Los efectos del calentamiento global han generado consecuencias negativas y en algunos casos irreversibles sobre la flora y fauna, lo cual ha posicionado el cambio climático como prioridad en las agendas de varios países con impacto directo en sus matrices energéticas.

Durante décadas, la economía global ha utilizado energías fósiles para su funcionamiento, por lo que el tránsito hacia nuevas fuentes no ha sido tarea fácil. No obstante, con el paso de los años los cambios tecnológicos han mejorado la eficiencia de las energías renovables incentivando la inversión en proyectos de este tipo en todo el planeta.

En este contexto, Chile se ha posicionado como el cuarto país (en América Latina) para atraer inversión en energías renovables y el décimo en el mundo con mayor inversión en este tipo de energías, lo que es reflejo del enorme potencial que exhibe el país en esta materia.
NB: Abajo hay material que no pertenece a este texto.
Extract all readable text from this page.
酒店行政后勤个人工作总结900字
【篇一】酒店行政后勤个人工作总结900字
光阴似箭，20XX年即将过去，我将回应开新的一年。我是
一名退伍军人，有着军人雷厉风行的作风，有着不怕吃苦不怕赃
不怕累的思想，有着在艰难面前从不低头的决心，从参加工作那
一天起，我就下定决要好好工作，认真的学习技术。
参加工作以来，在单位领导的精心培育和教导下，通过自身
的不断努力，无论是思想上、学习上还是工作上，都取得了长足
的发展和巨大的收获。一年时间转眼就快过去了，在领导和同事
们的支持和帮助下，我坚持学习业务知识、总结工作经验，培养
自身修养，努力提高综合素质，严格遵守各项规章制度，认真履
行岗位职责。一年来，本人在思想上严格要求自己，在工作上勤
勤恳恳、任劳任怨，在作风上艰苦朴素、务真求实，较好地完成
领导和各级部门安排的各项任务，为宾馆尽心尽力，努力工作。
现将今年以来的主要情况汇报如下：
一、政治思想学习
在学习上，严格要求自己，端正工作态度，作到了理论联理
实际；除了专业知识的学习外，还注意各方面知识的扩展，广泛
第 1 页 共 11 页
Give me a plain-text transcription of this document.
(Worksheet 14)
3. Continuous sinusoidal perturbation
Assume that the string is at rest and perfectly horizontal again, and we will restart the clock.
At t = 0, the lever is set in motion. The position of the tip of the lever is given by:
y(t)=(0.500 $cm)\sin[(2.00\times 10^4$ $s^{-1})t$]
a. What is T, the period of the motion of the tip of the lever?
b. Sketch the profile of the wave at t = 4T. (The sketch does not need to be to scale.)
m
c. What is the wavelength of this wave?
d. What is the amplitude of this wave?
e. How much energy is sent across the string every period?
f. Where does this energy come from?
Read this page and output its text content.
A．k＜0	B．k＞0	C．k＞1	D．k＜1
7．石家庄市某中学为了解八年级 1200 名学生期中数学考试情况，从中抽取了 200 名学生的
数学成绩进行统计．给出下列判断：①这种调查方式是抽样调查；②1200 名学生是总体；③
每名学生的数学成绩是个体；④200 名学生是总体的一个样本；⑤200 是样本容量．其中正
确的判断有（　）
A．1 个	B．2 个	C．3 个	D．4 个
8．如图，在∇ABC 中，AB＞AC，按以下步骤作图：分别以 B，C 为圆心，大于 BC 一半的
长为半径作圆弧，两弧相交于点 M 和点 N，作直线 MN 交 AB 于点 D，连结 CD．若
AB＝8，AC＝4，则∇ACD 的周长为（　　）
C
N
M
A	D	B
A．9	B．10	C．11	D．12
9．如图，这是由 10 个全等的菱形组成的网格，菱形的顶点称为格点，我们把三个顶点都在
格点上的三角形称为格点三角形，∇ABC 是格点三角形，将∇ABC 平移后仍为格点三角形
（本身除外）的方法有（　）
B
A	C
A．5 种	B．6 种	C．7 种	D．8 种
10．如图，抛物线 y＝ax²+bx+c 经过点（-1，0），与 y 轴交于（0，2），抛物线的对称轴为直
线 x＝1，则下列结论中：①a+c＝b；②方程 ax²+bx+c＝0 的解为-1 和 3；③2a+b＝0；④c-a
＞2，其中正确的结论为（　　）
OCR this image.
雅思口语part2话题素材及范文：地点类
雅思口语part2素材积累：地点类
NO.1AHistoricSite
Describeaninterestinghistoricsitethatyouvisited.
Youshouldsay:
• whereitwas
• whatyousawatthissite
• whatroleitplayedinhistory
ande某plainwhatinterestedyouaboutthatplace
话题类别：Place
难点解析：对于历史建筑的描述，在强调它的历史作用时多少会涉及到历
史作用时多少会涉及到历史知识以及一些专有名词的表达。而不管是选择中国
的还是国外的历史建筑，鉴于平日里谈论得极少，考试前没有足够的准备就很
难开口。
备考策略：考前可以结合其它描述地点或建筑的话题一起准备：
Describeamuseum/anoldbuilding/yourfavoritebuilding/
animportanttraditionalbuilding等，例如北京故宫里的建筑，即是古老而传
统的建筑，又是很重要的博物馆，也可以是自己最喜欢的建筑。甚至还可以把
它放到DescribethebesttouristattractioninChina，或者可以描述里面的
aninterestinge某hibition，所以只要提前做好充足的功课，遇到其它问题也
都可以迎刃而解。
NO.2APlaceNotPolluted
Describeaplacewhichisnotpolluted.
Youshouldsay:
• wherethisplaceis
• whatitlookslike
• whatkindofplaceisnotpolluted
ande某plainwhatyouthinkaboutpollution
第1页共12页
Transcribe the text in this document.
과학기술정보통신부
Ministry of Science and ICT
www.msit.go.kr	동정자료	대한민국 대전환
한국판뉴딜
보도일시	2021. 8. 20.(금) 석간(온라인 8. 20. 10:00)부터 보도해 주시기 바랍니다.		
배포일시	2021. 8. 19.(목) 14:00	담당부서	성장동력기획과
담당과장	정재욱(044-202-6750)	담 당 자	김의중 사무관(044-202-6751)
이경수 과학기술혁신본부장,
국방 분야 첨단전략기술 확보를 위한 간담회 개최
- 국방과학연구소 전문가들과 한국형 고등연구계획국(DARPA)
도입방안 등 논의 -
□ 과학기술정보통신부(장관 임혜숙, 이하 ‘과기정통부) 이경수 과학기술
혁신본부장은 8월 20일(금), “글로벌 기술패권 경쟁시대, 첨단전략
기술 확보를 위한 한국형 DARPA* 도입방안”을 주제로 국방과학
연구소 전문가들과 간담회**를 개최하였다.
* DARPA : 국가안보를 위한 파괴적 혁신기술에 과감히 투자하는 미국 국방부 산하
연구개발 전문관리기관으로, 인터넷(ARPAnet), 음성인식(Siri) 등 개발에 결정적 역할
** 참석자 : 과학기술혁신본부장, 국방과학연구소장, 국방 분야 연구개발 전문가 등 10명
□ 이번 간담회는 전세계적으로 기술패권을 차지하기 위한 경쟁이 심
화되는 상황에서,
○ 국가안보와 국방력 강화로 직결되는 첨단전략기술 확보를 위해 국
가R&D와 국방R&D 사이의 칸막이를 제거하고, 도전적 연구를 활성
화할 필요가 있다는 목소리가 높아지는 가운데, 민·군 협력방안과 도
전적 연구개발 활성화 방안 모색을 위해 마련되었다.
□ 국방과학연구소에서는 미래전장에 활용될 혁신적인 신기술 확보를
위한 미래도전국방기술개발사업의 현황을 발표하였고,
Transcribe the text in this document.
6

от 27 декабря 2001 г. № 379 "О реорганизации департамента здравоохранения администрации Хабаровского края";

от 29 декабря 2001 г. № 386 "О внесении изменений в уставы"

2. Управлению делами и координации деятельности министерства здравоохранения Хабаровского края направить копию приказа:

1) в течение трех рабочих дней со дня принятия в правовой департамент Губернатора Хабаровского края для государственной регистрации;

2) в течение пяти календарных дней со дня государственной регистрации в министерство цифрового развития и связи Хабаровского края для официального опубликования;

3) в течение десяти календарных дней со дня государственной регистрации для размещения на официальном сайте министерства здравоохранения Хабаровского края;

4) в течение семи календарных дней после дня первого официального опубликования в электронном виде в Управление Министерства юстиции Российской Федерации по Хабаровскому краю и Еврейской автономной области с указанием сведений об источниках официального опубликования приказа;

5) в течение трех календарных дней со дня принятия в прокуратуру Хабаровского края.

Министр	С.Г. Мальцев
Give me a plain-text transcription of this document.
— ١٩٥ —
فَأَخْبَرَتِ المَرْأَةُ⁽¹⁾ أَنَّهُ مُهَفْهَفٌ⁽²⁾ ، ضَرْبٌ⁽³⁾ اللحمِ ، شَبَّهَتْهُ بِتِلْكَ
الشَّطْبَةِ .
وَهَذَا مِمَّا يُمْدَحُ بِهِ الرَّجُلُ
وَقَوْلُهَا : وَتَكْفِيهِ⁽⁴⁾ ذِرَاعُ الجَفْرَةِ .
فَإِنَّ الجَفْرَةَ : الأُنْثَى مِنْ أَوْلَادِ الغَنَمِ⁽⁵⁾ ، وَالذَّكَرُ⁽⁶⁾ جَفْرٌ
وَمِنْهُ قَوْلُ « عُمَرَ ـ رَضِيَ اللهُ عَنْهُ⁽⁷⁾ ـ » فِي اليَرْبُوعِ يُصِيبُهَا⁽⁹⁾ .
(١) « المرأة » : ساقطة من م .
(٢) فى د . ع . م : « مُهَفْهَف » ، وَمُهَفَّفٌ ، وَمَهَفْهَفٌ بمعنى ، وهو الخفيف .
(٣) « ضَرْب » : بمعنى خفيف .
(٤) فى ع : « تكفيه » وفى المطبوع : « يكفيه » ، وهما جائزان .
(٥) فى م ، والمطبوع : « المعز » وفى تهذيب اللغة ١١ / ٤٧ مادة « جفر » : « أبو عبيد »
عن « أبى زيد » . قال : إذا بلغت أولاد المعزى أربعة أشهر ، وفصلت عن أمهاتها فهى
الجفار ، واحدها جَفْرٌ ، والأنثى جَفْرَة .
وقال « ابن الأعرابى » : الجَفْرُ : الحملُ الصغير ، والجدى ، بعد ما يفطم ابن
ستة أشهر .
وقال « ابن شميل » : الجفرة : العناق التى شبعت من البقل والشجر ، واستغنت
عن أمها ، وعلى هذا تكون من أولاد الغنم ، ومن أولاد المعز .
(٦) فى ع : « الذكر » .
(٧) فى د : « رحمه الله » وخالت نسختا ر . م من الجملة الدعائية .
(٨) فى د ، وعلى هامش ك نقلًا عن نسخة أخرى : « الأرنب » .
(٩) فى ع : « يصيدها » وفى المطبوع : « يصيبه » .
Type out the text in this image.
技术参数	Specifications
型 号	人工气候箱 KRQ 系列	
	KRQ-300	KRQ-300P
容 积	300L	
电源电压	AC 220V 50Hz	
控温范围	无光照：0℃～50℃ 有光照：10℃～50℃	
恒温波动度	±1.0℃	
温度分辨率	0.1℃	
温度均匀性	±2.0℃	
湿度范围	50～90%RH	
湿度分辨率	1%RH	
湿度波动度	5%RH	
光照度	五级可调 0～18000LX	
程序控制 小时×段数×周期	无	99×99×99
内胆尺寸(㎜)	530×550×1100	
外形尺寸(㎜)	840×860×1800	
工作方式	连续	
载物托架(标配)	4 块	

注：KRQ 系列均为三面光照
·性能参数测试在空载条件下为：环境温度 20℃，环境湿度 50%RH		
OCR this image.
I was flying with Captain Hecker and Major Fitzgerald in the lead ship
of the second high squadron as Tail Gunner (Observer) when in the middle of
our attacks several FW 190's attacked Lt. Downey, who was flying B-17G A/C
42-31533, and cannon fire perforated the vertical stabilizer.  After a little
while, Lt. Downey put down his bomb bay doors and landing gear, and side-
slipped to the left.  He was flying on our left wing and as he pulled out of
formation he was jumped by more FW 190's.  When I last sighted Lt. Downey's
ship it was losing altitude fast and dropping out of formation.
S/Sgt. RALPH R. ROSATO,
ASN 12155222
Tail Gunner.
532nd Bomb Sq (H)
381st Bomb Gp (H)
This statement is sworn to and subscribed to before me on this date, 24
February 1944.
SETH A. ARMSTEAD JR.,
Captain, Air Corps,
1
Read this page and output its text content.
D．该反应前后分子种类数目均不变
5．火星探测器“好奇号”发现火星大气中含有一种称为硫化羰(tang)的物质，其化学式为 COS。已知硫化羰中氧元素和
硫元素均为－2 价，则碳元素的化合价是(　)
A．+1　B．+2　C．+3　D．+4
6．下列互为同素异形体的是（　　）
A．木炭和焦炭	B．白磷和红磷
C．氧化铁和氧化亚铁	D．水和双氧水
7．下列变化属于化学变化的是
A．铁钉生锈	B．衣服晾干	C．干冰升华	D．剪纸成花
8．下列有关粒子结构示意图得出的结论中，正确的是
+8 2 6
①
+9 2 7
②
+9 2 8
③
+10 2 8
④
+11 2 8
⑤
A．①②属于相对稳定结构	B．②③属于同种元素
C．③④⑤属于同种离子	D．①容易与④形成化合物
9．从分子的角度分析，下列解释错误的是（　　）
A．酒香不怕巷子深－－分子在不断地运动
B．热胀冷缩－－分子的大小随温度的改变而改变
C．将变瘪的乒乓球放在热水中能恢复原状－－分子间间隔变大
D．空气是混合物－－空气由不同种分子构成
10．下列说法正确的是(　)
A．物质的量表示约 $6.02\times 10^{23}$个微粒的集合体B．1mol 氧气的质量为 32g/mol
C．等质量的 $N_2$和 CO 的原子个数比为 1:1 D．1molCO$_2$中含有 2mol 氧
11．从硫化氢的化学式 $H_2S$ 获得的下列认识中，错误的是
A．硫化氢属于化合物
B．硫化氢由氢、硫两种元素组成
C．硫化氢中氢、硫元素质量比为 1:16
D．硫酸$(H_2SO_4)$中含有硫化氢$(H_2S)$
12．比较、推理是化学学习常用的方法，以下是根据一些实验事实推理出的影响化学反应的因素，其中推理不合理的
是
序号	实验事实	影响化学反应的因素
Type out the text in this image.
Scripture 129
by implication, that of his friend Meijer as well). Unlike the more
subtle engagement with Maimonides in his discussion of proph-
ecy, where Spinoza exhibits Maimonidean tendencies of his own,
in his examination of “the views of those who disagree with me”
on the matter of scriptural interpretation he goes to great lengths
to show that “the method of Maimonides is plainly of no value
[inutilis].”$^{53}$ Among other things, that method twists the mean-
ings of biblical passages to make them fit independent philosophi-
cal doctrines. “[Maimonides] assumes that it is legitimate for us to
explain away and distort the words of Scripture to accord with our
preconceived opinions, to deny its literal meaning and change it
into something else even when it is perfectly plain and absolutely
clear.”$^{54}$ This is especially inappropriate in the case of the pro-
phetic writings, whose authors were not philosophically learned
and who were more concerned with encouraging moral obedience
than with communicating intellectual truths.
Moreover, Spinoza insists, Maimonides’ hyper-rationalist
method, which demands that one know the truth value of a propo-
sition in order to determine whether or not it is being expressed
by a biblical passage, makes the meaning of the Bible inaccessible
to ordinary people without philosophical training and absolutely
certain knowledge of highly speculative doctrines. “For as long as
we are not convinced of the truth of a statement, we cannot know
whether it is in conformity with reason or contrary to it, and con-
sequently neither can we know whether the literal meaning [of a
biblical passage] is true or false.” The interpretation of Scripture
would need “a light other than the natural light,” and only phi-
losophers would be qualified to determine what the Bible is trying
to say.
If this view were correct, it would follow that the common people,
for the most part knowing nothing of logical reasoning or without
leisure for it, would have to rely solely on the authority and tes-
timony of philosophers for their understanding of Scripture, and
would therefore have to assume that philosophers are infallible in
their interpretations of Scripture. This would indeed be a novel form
La energía lidera la inversión privada en Chile y es el tercer sector con mayor importancia si consideramos la inversión total, que incluye también el aporte que realiza el sector público. Actualmente, de los diez mayores proyectos de generación eléctrica, siete utilizan Energías Renovables No Convencionales (ERNC).

Lo anterior se ha traducido en una mayor diversificación de la matriz de generación de energía eléctrica en Chile, donde las fuentes de ERNC han ido ganando participación durante los últimos tres años. Esto, a su vez, ha incentivado una mayor competencia en la generación de energía eléctrica, con consecuencias positivas en los precios, los cuales se han reducido en un 30% durante el mismo periodo (ver informe elaborado por BBVA Research Chile ‘Situación Energía 2016).

Sin embargo, el traspaso a precios al consumidor no será inmediato, por lo que aún restan algunos años para que las familias comiencen a percibir, a través de menores tarifas eléctricas, el positivo impacto de la entrada de energías renovables al sistema. Chile, donde el desarrollo y potencial de ERNC es enorme, se posiciona como potencia en la generación de energía limpia.